Planning and responsibility
You should plan for accessibility beforehand so that the issue doesn’t have to be brought up by private trans people. You can create a third, gender-neutral, changing room when the municipality rebuilds a new swimming pool or when you renovate the school.
It’s the school or workplace’s obligation and responsibility to ensure that everybody feels safe and included. To be able to use the bathroom and changing rooms are often prerequisites for being able to work or participate at school. The lack of accessibility at high-school, university and work can affect both your private economy and health. Therefore, it should be in society’s (and, of course, the employer or school’s) interest to meet that need.
When someone comes out
When a person comes out as trans in school or at a workplace, it might be fruitful to ask the person what they need. A shower curtain, the opportunity to start work earlier/later to gain access to the changing room alone or a private changing room are some possible solutions. To create a private changing room, you may install a shower in a wheel-chair accessible bathroom (since these often are bigger) as long as too many people don’t have to share the same space. Otherwise, an additional wheel-chair accessible bathroom/changing room may be needed.
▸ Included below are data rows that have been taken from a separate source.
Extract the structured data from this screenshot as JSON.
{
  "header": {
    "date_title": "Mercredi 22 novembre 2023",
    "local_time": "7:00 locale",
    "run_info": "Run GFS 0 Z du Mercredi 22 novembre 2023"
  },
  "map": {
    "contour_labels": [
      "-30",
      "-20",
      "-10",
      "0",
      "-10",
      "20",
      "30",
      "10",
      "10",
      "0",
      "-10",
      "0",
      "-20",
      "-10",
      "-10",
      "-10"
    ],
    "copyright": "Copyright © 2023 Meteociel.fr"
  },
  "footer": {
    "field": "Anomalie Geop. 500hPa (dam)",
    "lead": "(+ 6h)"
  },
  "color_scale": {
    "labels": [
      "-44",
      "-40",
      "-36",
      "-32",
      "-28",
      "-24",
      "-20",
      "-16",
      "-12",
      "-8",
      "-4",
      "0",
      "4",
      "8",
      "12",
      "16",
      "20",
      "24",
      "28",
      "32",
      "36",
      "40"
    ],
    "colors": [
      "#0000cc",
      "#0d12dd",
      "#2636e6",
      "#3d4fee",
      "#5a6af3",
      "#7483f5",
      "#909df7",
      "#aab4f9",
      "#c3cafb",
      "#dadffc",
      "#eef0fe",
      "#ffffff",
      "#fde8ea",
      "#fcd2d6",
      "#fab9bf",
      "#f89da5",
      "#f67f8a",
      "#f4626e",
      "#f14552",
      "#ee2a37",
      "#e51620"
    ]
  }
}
Not just an issue for trans people
Access to gender-neutral changing rooms and bathrooms is relevant to trans people. But it’s also relevant to people with children, people with personal assistants, some people with intersex variations and all others, who, for different reasons, don’t want to, or aren’t comfortable with, being naked with others.
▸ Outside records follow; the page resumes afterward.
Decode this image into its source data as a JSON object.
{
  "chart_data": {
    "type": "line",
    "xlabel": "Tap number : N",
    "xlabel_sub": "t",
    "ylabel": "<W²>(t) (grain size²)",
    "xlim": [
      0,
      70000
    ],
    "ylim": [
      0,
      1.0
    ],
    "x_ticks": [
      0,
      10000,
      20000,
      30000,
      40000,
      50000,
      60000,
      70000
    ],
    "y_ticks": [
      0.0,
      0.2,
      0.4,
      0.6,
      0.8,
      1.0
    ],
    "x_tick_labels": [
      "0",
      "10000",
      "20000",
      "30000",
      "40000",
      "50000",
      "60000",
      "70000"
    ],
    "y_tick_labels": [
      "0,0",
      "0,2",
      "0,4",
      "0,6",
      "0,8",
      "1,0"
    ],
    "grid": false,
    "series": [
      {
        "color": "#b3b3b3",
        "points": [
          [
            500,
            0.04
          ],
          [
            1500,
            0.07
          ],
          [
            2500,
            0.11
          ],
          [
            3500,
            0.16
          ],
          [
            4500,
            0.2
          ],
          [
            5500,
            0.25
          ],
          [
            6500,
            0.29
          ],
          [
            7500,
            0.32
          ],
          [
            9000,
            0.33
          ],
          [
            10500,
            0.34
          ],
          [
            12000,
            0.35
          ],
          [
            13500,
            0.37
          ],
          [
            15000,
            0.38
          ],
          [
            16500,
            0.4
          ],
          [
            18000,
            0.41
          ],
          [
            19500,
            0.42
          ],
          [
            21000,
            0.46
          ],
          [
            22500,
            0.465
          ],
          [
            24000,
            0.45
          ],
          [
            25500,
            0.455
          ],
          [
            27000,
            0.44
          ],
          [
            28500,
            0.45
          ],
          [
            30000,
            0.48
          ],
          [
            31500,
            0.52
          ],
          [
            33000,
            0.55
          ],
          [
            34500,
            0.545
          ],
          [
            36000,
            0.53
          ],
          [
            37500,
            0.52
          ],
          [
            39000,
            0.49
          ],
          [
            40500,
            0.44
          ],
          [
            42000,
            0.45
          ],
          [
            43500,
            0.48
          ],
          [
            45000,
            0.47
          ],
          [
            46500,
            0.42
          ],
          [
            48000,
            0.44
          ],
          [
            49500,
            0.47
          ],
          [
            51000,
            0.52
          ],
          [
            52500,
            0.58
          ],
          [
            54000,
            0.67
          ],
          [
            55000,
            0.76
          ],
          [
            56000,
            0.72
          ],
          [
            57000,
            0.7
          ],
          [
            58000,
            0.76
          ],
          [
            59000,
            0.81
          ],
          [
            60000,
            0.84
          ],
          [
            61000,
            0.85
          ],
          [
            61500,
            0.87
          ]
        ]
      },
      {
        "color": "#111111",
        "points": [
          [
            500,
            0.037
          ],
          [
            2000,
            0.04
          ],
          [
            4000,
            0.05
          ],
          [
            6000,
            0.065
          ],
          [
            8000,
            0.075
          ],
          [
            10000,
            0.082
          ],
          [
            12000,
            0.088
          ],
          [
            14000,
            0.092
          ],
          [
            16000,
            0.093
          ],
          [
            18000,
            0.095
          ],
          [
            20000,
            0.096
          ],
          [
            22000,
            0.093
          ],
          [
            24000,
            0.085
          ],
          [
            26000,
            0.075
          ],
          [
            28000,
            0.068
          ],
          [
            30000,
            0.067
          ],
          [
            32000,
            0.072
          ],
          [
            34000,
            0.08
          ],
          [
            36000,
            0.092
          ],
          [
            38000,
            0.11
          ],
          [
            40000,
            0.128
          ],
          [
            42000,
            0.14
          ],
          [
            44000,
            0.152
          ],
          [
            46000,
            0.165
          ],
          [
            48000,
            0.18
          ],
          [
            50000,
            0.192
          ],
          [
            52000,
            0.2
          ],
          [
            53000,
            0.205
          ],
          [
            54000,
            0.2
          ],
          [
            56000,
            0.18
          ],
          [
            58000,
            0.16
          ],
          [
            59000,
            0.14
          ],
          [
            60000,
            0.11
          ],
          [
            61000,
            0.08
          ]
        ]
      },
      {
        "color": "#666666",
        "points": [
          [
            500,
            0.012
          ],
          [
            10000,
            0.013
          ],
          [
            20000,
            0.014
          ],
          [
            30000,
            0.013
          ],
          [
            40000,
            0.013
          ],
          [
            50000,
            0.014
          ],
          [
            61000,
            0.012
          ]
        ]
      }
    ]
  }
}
Therefore, the target group for gender-neutral changing rooms and bathrooms is bigger than you might think. If the size of the group is used as an argument or excuse for lack of accessibility, the above can be used as a counter-argument.
Communication and message
One way of increasing accessibility and creating more inclusive contexts is through communication. For sports facilities, this can mean having information on the website about what the opportunities for changing and showering are, and if all parts of the facility can be accessed without having to pass through a gender-segregated changing room. Schools can also provide information about facilities.
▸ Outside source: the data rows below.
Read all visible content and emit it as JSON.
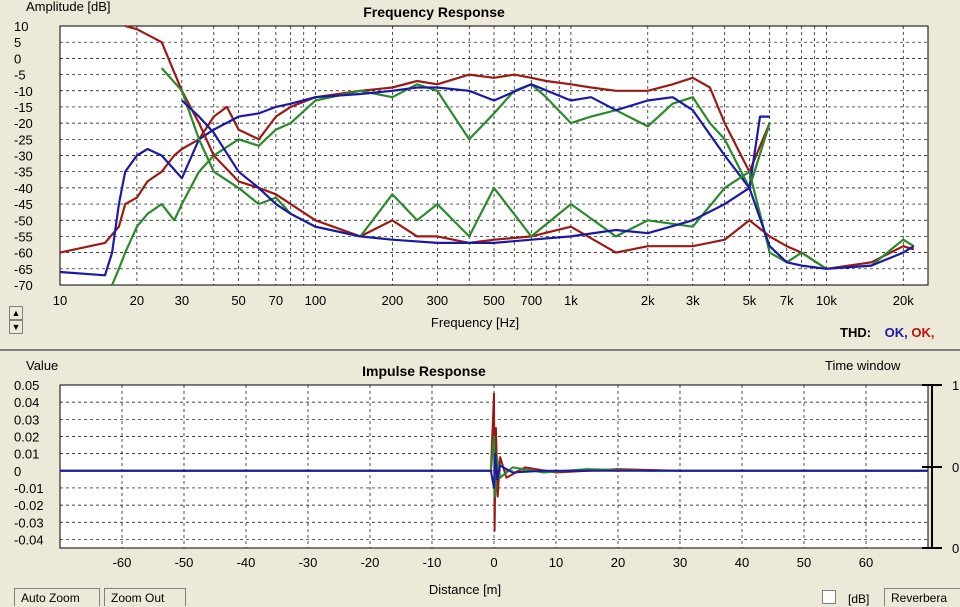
{
  "colors": {
    "red": "#9b1b14",
    "green": "#2a8a2a",
    "blue": "#1a1aa6",
    "grid": "#000000",
    "panel": "#ece9d8",
    "plot": "#ffffff"
  },
  "freq_panel": {
    "title": "Frequency Response",
    "ylabel": "Amplitude [dB]",
    "xlabel": "Frequency [Hz]",
    "thd_label": "THD:",
    "thd_values": [
      "OK,",
      "OK,"
    ]
  },
  "impulse_panel": {
    "title": "Impulse Response",
    "ylabel": "Value",
    "xlabel": "Distance [m]",
    "right_label": "Time window",
    "right_ticks": [
      "1",
      "0",
      "0"
    ]
  },
  "controls": {
    "auto_zoom": "Auto Zoom",
    "zoom_out": "Zoom Out",
    "db_label": "[dB]",
    "reverb_label": "Reverbera",
    "scroll_up": "▲",
    "scroll_down": "▼"
  },
  "chart_data": [
    {
      "type": "line",
      "title": "Frequency Response",
      "xlabel": "Frequency [Hz]",
      "ylabel": "Amplitude [dB]",
      "xscale": "log",
      "xlim": [
        10,
        25000
      ],
      "ylim": [
        -70,
        10
      ],
      "grid": true,
      "x_ticks": [
        "10",
        "20",
        "30",
        "50",
        "70",
        "100",
        "200",
        "300",
        "500",
        "700",
        "1k",
        "2k",
        "3k",
        "5k",
        "7k",
        "10k",
        "20k"
      ],
      "y_ticks": [
        "10",
        "5",
        "0",
        "-5",
        "-10",
        "-15",
        "-20",
        "-25",
        "-30",
        "-35",
        "-40",
        "-45",
        "-50",
        "-55",
        "-60",
        "-65",
        "-70"
      ],
      "series": [
        {
          "color": "#9b1b14",
          "x": [
            10,
            15,
            17,
            18,
            20,
            22,
            25,
            28,
            30,
            35,
            40,
            45,
            50,
            60,
            70,
            80,
            100,
            150,
            200,
            250,
            300,
            400,
            500,
            600,
            700,
            800,
            1000,
            1200,
            1500,
            2000,
            2500,
            3000,
            3500,
            4000,
            5000,
            6000
          ],
          "y": [
            -60,
            -57,
            -52,
            -45,
            -43,
            -38,
            -35,
            -30,
            -28,
            -25,
            -18,
            -15,
            -22,
            -25,
            -18,
            -15,
            -12,
            -10,
            -9,
            -7,
            -8,
            -5,
            -6,
            -5,
            -6,
            -7,
            -8,
            -9,
            -10,
            -10,
            -8,
            -6,
            -9,
            -20,
            -35,
            -20
          ]
        },
        {
          "color": "#2a8a2a",
          "x": [
            16,
            17,
            18,
            20,
            22,
            25,
            28,
            30,
            35,
            40,
            50,
            60,
            70,
            80,
            100,
            150,
            200,
            250,
            300,
            400,
            500,
            600,
            700,
            800,
            1000,
            1200,
            1500,
            2000,
            2500,
            3000,
            3500,
            4000,
            5000,
            6000
          ],
          "y": [
            -70,
            -65,
            -60,
            -52,
            -48,
            -45,
            -50,
            -45,
            -35,
            -30,
            -25,
            -27,
            -22,
            -20,
            -13,
            -10,
            -12,
            -8,
            -10,
            -25,
            -17,
            -10,
            -8,
            -12,
            -20,
            -18,
            -16,
            -21,
            -14,
            -12,
            -20,
            -25,
            -40,
            -20
          ]
        },
        {
          "color": "#1a1aa6",
          "x": [
            10,
            15,
            16,
            17,
            18,
            20,
            22,
            25,
            30,
            35,
            40,
            50,
            60,
            70,
            80,
            100,
            150,
            200,
            250,
            300,
            400,
            500,
            700,
            1000,
            1200,
            1500,
            2000,
            2500,
            3000,
            4000,
            5000,
            5500,
            6000
          ],
          "y": [
            -66,
            -67,
            -60,
            -45,
            -35,
            -30,
            -28,
            -30,
            -37,
            -25,
            -22,
            -18,
            -17,
            -15,
            -14,
            -12,
            -11,
            -10,
            -9,
            -9,
            -10,
            -13,
            -8,
            -13,
            -12,
            -16,
            -13,
            -12,
            -16,
            -30,
            -40,
            -18,
            -18
          ]
        },
        {
          "color": "#9b1b14",
          "x": [
            18,
            20,
            25,
            30,
            35,
            40,
            50,
            60,
            70,
            80,
            100,
            150,
            200,
            250,
            300,
            400,
            500,
            700,
            1000,
            1500,
            2000,
            3000,
            4000,
            5000,
            6000,
            7000,
            8000,
            10000,
            15000,
            20000,
            22000
          ],
          "y": [
            10,
            9,
            5,
            -10,
            -20,
            -30,
            -38,
            -40,
            -42,
            -45,
            -50,
            -55,
            -50,
            -55,
            -55,
            -57,
            -56,
            -55,
            -52,
            -60,
            -58,
            -58,
            -56,
            -50,
            -55,
            -58,
            -60,
            -65,
            -63,
            -58,
            -59
          ]
        },
        {
          "color": "#2a8a2a",
          "x": [
            25,
            30,
            35,
            40,
            50,
            60,
            70,
            80,
            100,
            150,
            200,
            250,
            300,
            400,
            500,
            700,
            1000,
            1500,
            2000,
            3000,
            4000,
            5000,
            6000,
            7000,
            8000,
            10000,
            15000,
            20000,
            22000
          ],
          "y": [
            -3,
            -10,
            -25,
            -35,
            -40,
            -45,
            -43,
            -48,
            -52,
            -55,
            -42,
            -50,
            -45,
            -55,
            -40,
            -55,
            -45,
            -55,
            -50,
            -52,
            -40,
            -35,
            -60,
            -63,
            -60,
            -65,
            -64,
            -56,
            -58
          ]
        },
        {
          "color": "#1a1aa6",
          "x": [
            30,
            35,
            40,
            50,
            60,
            70,
            80,
            100,
            150,
            200,
            300,
            500,
            700,
            1000,
            1500,
            2000,
            3000,
            4000,
            5000,
            6000,
            7000,
            8000,
            10000,
            15000,
            20000,
            22000
          ],
          "y": [
            -13,
            -18,
            -23,
            -35,
            -40,
            -45,
            -48,
            -52,
            -55,
            -56,
            -57,
            -57,
            -56,
            -55,
            -53,
            -54,
            -50,
            -45,
            -40,
            -58,
            -63,
            -64,
            -65,
            -64,
            -60,
            -58
          ]
        }
      ]
    },
    {
      "type": "line",
      "title": "Impulse Response",
      "xlabel": "Distance [m]",
      "ylabel": "Value",
      "xlim": [
        -70,
        70
      ],
      "ylim": [
        -0.045,
        0.05
      ],
      "grid": true,
      "x_ticks": [
        "-60",
        "-50",
        "-40",
        "-30",
        "-20",
        "-10",
        "0",
        "10",
        "20",
        "30",
        "40",
        "50",
        "60"
      ],
      "y_ticks": [
        "0.05",
        "0.04",
        "0.03",
        "0.02",
        "0.01",
        "0",
        "-0.01",
        "-0.02",
        "-0.03",
        "-0.04"
      ],
      "series": [
        {
          "color": "#9b1b14",
          "x": [
            -70,
            -0.5,
            0,
            0.1,
            0.3,
            0.6,
            1,
            2,
            5,
            10,
            20,
            30,
            70
          ],
          "y": [
            0,
            0,
            0.045,
            -0.035,
            0.025,
            -0.015,
            0.008,
            -0.004,
            0.002,
            -0.001,
            0.001,
            0,
            0
          ]
        },
        {
          "color": "#2a8a2a",
          "x": [
            -70,
            -0.5,
            0,
            0.2,
            0.5,
            1,
            3,
            8,
            15,
            25,
            70
          ],
          "y": [
            0,
            0,
            0.02,
            -0.015,
            0.008,
            -0.004,
            0.002,
            -0.001,
            0.001,
            0,
            0
          ]
        },
        {
          "color": "#1a1aa6",
          "x": [
            -70,
            -0.5,
            0,
            0.2,
            0.5,
            1,
            3,
            8,
            70
          ],
          "y": [
            0,
            0,
            -0.01,
            0.01,
            -0.005,
            0.003,
            -0.001,
            0,
            0
          ]
        }
      ]
    }
  ]
}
Communication is also a question of dialogue. In rebuilds, municipalities have sometimes spoken to local trans organisations, and schools have talked to student groups, to find out about needs and pitfalls. Such collaboration is often very rewarding. But keep in mind that this collaboration can’t always free. It may be necessary to reimburse organisations for the time they put in.
Changing rooms and bathrooms that are accessible to trans people is important both to private individuals and the trans group as a whole. It signals how you as a school, workplace or authority work for accessibility, equal opportunities and against discrimination. It may increase people’s knowledge about trans issues and affect norms and attitudes.